Second, the complaint alleges that Duncan exercised the second option and requested a transfer. With respect to that contractual option, the majority concludes that although Duncan had the right to “request,” CNMC had no obligation to grant her request. The right to request, of course, is no right at all and hardly the stuff of which contracts are *216made. The majority’s odd interpretation is reached in a vacuum, without reference to the Plan’s broadly-stated policy, without having seen the alleged contract in its entirety, and without any knowledge of how CNMC may have interpreted and implemented its obligations in other situations where employees have requested a transfer. Instead, the majority simply makes the “obvious inference” that the decision whether to transfer Duncan “vested within the business judgment of CNMC.” That inference is contrary to our charge to make inferences in favor of Duncan’s claim.
Third, the complaint is silent on the reason for CNMC’s denial of Duncan’s request for transfer, but simply states that CNMC “refused to comply.” As the majority acknowledges, the complaint does not state whether CNMC’s refusal to grant Duncan’s request was for a business reason, no reason or in order to force Duncan out. The majority infers from that silence—again unfavorably to Duncan’s claim—that CNMC’s refusal must have been for a good-faith business reason.
Finally, the majority’s conclusion that Duncan “conceded” that she did not avail herself of the option to take a leave of absence is contradicted by the complaint. Duncan specifically alleges that she did not have enough available sick and family leave to see her through the remainder of her pregnancy. Even though Duncan did not choose to take family or sick leave during her pregnancy, CNMC involuntarily placed her on family leave and, according to the complaint, terminated Duncan once her leave time expired because she was absent without leave. In light of that allegation, the only inference favorable to Duncan is that she would have been similarly terminated if she had requested a leave of absence without having the sick or family leave necessary to cover the entire period. Otherwise, instead of terminating Duncan once her leave was used up, as alleged, CNMC would have involuntarily placed her on unpaid leave, just as it had previously involuntarily placed her on family leave.

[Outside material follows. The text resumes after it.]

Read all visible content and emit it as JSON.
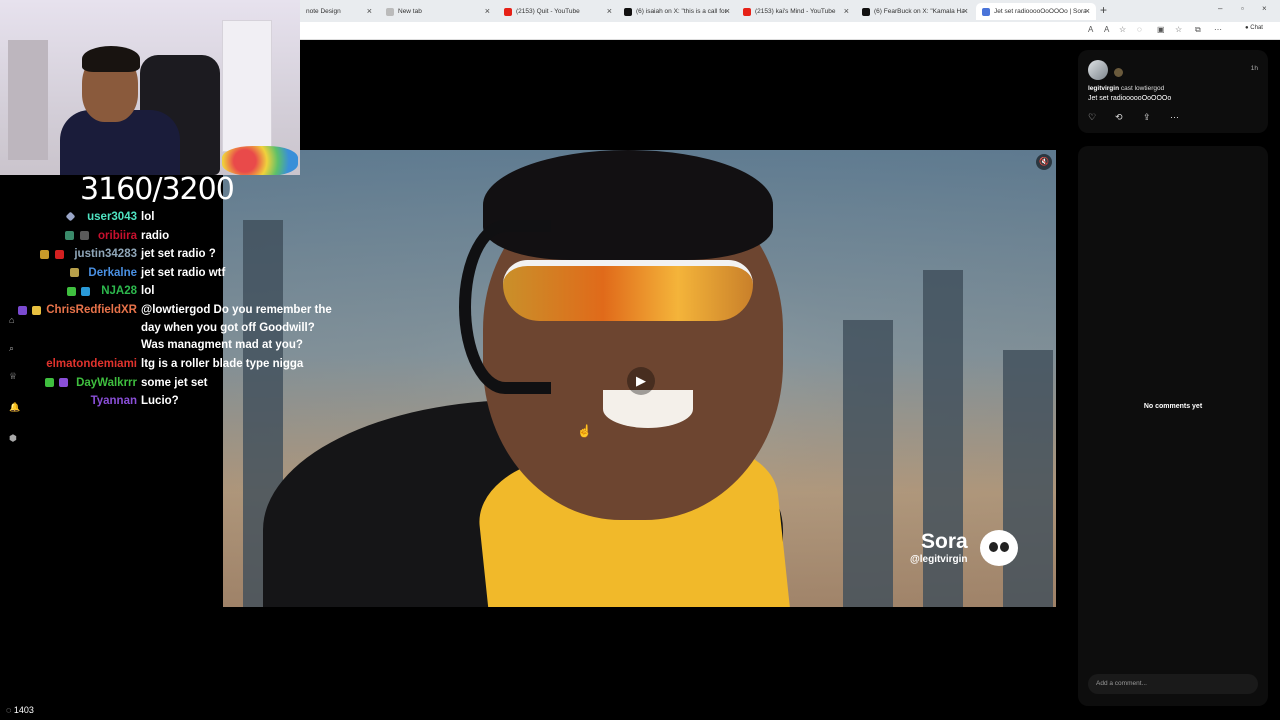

CNMC had been put on notice by Duncan’s complaint of the nature of her contract-based wrongful termination claim. Construing all inferences in the light most favorable to Duncan and assuming all her allegations to be true, it cannot be said that Duncan could prove no set of facts in support of her claim. It may be that after some discovery and additional submissions, the undisputed facts would support a motion for summary judgment by CNMC. To dismiss the complaint at this preliminary stage, however, is to deprive the plaintiff of an opportunity to prove her claim. I would reverse in part the trial court’s dismissal of Duncan’s complaint and remand for proceedings to determine whether the Pregnancy and Radiation Plan constitutes an employment contract, and if so, whether CNMC’s breach of its obligations to Duncan under that contract resulted in her termination.